Недоразумения со студентами проистекали из двух источников. С одной стороны, он не сходился с поляками на национальной почве; будучи славянофилом и государственником, он отнюдь не сочувствовал польским революционным стремлениям. С другой стороны, он доводил студентов до исступления своею невозможной манерой экзаменовать, спрашивая каждого не менее получаса, а иногда даже от часа до полутора. Происходили дикие сцены. Студенты в истерике начинали кричать, бросали литографированный курс к ногам экзаменатора. Сам Блок показывал мне ругательные письма с наклеенной раздавленной молью. Текст гласил, что, подобно этой моли, будет раздавлена моль в образе профессора Блока. Эти выходки принимались им с несокрушимым видимым спокойствием и неуторопленной речью (Блок немного заикался). Начальство, отчасти ввиду постоянных скандалов со студентами, отчасти же в силу его самостоятельности, не давало ему ходу, чуть ли не 20 лет выдерживало без повышения, в звании экстраординарного профессора, в то время, как разные ничтожества, не стоившие и пальца Блока, награждались деньгами, чинами, орденами, играли первые роли. Гордость, нелюдимость Блока, его постоянная погруженность в какие-то думы мешали ему сходиться с большинством товарищей-профессоров.

По наружности он был высокий, очень худощавый, сутуловатый, несомненно еврейского, благородного типа мыслителя и пророка (о чем он мыслил, будет речь дальше), но к особо скорой дружбе ни внешность Блока, ни его манера говорить и относиться к собеседнику – не располагали; невольно чувствовалась огромная самостоятельность мысли и большая гордость.

Мне посчастливилось довольно скоро сблизиться с ним, что, вероятно, отчасти объяснялось философией, которой Блок любил заниматься. Блок чувствовал везде и всегда себя одиноким, но этого одиночества не боялся. Близких отношений с молодежью он не искал, однако у него было некоторое количество верных и чрезвычайно преданных ему учеников ‹…›. Однако ни один из них, питая глубочайшую благодарность к своему учителю за его научное воспитание, не перенял для себя его специфической философии; каждый из них пошел своей особой дорогой.
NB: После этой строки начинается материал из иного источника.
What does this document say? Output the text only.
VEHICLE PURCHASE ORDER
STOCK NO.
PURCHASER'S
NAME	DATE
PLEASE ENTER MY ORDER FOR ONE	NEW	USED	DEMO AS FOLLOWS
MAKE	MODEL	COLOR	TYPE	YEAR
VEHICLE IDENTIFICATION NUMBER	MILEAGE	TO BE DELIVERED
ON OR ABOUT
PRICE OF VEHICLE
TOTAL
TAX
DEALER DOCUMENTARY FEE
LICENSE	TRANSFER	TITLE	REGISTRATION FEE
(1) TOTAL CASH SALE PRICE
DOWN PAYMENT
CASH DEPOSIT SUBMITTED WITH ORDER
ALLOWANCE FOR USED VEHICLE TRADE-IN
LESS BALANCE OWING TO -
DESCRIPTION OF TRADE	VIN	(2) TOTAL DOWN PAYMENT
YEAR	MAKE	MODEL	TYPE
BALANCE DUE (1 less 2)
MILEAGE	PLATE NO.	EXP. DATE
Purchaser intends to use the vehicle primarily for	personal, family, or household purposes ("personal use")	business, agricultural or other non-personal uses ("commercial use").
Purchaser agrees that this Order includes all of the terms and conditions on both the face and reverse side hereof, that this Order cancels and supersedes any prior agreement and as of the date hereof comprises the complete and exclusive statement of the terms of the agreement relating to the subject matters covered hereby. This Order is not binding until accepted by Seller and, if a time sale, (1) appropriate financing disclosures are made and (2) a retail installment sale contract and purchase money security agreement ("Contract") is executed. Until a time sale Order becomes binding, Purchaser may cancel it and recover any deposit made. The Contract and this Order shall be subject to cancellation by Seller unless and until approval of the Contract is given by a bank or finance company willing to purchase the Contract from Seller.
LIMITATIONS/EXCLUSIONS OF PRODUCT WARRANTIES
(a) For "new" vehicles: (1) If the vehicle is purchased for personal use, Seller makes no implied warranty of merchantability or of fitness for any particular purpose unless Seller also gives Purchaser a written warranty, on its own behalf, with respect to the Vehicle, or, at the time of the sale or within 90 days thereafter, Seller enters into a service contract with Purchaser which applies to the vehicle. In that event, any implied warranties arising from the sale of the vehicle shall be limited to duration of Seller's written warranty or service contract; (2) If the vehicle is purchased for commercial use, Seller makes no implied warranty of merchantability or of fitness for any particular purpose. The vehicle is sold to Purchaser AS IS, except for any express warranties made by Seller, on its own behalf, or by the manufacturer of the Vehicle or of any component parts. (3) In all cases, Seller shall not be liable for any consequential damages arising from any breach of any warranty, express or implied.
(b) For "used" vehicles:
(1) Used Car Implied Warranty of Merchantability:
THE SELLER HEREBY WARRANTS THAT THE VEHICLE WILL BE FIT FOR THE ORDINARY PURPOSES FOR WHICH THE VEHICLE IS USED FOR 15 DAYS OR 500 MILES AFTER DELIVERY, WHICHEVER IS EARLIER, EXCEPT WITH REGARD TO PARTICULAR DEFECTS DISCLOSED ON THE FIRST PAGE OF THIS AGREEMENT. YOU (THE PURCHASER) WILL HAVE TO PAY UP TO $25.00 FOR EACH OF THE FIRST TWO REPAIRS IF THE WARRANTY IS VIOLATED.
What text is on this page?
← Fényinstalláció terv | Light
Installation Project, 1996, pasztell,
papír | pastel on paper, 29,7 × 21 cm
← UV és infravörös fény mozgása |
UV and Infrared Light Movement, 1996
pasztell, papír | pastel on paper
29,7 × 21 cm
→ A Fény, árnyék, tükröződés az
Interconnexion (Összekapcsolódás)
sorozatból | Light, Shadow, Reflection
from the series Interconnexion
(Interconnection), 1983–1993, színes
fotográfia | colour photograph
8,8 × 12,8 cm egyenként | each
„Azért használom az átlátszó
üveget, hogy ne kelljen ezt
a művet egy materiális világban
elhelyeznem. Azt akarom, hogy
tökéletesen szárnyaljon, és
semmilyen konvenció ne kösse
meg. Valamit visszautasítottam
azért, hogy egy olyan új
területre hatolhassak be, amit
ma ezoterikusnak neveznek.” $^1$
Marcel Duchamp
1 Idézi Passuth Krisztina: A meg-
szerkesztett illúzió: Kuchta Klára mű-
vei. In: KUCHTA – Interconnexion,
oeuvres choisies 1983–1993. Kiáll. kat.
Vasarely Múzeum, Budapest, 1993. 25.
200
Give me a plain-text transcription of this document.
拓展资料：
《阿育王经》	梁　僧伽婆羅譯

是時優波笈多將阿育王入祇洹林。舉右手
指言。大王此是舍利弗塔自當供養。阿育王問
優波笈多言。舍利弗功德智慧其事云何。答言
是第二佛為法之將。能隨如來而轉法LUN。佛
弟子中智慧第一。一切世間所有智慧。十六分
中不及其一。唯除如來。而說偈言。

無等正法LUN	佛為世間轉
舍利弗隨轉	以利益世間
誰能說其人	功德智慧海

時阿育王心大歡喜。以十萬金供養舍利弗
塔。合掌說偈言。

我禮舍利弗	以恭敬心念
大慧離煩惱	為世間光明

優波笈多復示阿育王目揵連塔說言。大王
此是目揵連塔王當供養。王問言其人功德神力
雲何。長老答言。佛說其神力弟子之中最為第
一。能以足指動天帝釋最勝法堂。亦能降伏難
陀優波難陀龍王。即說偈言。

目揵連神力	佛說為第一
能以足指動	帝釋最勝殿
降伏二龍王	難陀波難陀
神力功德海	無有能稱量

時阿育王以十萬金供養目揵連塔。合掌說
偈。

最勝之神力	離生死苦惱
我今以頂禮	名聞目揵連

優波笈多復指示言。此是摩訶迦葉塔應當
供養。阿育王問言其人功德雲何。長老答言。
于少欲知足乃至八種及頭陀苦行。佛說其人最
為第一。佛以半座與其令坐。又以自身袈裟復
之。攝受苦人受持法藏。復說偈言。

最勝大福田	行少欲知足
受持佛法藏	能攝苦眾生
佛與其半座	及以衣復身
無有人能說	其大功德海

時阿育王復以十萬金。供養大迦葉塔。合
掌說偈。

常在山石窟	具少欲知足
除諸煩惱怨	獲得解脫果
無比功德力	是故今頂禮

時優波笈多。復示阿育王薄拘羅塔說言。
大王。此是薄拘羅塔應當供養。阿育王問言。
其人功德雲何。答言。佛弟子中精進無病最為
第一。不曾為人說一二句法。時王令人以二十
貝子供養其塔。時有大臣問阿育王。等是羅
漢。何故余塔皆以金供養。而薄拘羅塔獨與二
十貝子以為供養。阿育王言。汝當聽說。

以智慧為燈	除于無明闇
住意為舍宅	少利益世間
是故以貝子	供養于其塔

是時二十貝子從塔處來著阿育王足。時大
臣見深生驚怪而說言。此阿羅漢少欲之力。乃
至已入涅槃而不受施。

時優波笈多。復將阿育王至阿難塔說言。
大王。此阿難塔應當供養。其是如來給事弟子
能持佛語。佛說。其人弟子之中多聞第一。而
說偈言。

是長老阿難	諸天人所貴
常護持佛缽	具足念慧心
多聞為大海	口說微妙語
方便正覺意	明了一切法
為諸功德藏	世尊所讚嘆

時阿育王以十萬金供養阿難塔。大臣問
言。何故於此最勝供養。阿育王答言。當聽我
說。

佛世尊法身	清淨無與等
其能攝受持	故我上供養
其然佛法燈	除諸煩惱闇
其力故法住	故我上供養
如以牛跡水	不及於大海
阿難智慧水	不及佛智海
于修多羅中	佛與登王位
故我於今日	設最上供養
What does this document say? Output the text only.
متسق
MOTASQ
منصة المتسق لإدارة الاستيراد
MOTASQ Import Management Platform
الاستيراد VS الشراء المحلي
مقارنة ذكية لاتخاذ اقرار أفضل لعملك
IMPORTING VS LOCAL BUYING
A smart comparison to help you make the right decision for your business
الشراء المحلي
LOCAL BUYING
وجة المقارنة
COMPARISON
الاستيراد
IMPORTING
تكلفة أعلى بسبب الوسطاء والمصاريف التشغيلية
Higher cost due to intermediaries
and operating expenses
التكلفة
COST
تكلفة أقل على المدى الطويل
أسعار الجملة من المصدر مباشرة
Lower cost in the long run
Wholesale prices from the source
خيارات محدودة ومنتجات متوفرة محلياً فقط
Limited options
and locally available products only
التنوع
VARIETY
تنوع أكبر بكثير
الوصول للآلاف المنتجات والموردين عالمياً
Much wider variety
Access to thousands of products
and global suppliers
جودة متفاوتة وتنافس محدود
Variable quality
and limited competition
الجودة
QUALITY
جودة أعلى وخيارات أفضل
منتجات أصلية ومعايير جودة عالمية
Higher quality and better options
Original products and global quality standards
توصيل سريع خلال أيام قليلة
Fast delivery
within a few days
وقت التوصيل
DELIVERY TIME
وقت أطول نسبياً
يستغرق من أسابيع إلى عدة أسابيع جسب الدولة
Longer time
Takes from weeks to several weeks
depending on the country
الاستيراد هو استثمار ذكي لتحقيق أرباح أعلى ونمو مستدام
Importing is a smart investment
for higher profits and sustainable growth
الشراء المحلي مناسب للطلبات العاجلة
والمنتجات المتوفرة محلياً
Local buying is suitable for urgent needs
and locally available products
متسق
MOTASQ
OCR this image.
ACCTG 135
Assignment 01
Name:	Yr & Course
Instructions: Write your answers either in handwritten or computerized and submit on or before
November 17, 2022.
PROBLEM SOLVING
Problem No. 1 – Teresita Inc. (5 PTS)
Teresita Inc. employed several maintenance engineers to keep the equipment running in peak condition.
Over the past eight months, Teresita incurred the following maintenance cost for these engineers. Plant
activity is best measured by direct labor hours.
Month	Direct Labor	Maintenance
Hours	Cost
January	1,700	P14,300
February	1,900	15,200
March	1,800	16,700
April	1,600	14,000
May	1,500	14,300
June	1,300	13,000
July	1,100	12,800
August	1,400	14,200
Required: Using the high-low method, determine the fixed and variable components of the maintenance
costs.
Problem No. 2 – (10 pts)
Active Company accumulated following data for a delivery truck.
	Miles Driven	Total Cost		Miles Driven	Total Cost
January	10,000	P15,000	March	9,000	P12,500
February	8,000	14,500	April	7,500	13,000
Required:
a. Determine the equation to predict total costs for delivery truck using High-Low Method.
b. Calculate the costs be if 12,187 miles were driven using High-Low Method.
Курс лекций Блока был единственным в России, ибо нигде в русских университетах, кроме Варшавского, не читалось государственное право европейских держав, а преподавалось одно только русское государственное право. Блок же выработал, можно сказать, философию государственного права. Эта философия чрезвычайно трудно давалась студентам; некоторые места вообще среди этих лекций оставались для них непостижимыми, и такие места они называли сфинксами, Блоковскими сфинксами. Правда, нужно сказать, что Блок отдавал в литографию текст окончательно составленный и редактированный им самим, причем каждый год этот текст перерабатывался заново. Вдобавок лекции одновременно выходили в двух изданиях, одно для поляков, другое для русских студентов.

Екатерина Сергеевна Герцог:

В частной жизни А. Л. был глубоко интересным человеком. Для нас – молодежи – он был книгой неисчерпаемого интереса. Мы постоянно закидывали его всякими отвлеченными вопросами и всегда получали подробное объяснение, историческую справку или филологическое пояснение на всех европейских языках, которые он знал в совершенстве. Я уже не говорю об его знании истории, литературы и музыки.

Когда, случалось, удивлялись его многостороннему образованию, он всегда отшучивался или говорил:

– Если человек способен оценить многостороннее образование другого, то каким же образованным должен быть он сам! У моего отца и у А. Л. была изумительная память. Они часами читали поэтов наизусть, начиная с Державина.

Особенно же часто повторяли «Евгения Онегина» – целиком, наизусть – с любой строфы.

В то время А. Л. жил одиноко (на Кошиковой ул.), весь уходя в книги и работу. С его слов мы знали, что он был женат два раза и имел от первой жены сына, а от второй – дочь. Портрет дочери стоял всегда перед ним среди хаоса книг, газет и вещей, и был большим трогательным контрастом веночек из цветов на портрете.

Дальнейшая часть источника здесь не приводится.